Henning: "LONG—Haha. Very educational. I am currently on the inpatient neurology service and am seeing several interesting cases and learning how to best manage one of the most common neurology cases: stroke. One of the largest components of the beginning of residency training is simply learning how a different hospital functions—from the electronic and paper records systems, to consulting other physicians, to everything in between. Moreover, stepping into the role as physician, when just a few months ago I was a medical student, is an exciting, albeit very overwhelming, feeling. I am still adjusting to referring to myself as ‘Doctor.’”
What has been most challenging during your few days of residency?

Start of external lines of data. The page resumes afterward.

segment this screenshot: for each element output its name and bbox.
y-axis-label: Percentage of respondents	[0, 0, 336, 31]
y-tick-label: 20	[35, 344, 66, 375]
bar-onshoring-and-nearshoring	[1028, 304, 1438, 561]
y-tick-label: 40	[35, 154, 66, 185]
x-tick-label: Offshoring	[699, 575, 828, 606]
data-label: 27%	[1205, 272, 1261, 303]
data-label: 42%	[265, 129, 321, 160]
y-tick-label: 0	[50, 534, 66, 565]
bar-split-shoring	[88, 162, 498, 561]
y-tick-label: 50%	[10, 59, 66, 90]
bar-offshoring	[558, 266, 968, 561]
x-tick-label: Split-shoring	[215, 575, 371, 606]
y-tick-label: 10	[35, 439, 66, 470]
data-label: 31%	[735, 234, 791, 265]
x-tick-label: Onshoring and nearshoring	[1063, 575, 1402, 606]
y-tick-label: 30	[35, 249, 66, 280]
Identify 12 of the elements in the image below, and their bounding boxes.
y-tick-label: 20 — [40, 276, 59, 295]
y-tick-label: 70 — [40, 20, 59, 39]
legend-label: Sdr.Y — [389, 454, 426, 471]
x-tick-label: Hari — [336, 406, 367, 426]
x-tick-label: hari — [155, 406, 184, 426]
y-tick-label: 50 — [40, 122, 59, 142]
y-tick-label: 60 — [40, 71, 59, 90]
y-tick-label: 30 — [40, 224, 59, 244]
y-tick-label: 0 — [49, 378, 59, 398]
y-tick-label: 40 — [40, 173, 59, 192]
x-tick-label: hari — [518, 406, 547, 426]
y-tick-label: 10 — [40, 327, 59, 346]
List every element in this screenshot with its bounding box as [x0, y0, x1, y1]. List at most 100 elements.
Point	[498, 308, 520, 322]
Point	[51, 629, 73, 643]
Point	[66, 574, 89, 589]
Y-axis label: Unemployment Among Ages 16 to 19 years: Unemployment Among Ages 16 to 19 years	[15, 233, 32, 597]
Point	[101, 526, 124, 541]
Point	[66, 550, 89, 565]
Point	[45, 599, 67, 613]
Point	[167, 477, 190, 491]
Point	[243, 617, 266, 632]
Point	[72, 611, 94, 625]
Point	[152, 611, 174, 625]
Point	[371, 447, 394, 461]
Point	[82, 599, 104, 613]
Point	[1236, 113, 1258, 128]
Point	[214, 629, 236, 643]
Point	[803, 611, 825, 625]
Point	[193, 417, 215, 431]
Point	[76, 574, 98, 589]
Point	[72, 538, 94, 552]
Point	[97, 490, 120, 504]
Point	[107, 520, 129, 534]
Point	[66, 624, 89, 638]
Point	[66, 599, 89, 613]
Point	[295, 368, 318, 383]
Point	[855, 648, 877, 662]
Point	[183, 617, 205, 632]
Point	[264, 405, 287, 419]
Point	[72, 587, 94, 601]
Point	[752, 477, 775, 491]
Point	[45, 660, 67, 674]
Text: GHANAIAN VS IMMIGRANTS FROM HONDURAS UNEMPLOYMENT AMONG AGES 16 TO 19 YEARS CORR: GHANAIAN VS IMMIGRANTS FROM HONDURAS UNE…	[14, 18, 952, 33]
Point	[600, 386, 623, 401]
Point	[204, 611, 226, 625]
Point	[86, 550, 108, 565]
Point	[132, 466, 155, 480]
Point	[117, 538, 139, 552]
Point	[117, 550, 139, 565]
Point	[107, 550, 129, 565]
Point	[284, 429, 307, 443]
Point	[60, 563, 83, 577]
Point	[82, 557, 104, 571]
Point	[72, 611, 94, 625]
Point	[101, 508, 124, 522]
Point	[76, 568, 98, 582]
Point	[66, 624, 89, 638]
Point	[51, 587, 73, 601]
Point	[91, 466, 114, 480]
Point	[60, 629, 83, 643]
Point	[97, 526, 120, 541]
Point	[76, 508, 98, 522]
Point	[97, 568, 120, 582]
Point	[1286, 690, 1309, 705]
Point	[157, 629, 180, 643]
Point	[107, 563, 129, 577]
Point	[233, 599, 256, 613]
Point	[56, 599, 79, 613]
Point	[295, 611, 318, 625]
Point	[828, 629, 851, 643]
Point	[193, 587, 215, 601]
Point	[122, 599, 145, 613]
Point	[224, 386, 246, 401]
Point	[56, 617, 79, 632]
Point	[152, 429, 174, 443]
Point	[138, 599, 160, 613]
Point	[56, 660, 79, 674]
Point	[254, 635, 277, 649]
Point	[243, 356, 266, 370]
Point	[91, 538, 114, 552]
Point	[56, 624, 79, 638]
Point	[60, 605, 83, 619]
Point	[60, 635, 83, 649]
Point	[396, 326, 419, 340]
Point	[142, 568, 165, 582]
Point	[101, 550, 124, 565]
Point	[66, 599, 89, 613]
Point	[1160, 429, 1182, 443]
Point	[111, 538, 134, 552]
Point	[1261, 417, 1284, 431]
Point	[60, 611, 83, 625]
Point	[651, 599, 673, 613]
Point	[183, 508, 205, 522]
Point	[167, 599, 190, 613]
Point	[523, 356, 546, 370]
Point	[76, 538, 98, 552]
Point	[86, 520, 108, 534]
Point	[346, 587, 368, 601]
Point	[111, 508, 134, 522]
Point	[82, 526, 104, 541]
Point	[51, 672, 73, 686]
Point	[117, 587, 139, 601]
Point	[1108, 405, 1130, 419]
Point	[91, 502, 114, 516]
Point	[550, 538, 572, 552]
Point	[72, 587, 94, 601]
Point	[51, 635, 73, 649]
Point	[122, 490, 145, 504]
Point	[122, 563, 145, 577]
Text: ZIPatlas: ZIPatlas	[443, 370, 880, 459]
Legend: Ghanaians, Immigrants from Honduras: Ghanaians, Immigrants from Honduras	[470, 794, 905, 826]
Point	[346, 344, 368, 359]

Lucas: "Keeping everything organized and ensuring that I am getting everything done in the proper time frame. I also feel much more pressure, as patients and doctors would ask a question and expect answers much more than they would a student. The responsibility of informing the patient with proper information will certainly come easier with time but remains challenging this early in our career.”
Henning: "The biggest challenges have been juggling the many tasks that must be completed for each patient—much of the paperwork and dictation is where I feel most like a novice. Learning how to enter orders, check on the results of those orders and adjust treatment plans as necessary are challenging in a new hospital, but I have had tremendous support from my co-junior residents and my senior residents. The attendings, too, are very patient.”
What has been the most rewarding experience during your first few days of residency?
Lucas: "The most rewarding experience over my first few days was seeing my first patient, taking their history, performing a physical exam and providing their care. It was a great feeling to reaffirm my decision to become a physician. The next step is to make sure that the passion I felt during my first patient visit is the same when I see my thousandth patient and beyond.”
Henning: "Knowing that what you're doing for your patients will actually make a difference and walking into patients' rooms, making them smile—these are some of the best moments of the day. One of the things I've really enjoyed is knowing that the communication I have with everyone on the team is extremely valuable and can really impact a patient's outcome. Keeping everyone in the loop about things is rewarding because it automatically guides and unifies the team.”
Any advice for others who may read this later?
Lucas: "If you plan on taking the tunnels the first day, make sure to know where you are going or you will spend a lot of time trying to navigate through them.”
Henning: "Well, this is advice for me as much as it is for future interns: Do not get discouraged when learning a new hospital system. Most interns come from different medical schools and hospitals and have different experiences; we are going to learn how to do things together and eventually will come out on the other side, stronger and highly capable. Take deep breaths. Triage your tasks from most to least important, then focus on completing one thing at a time.”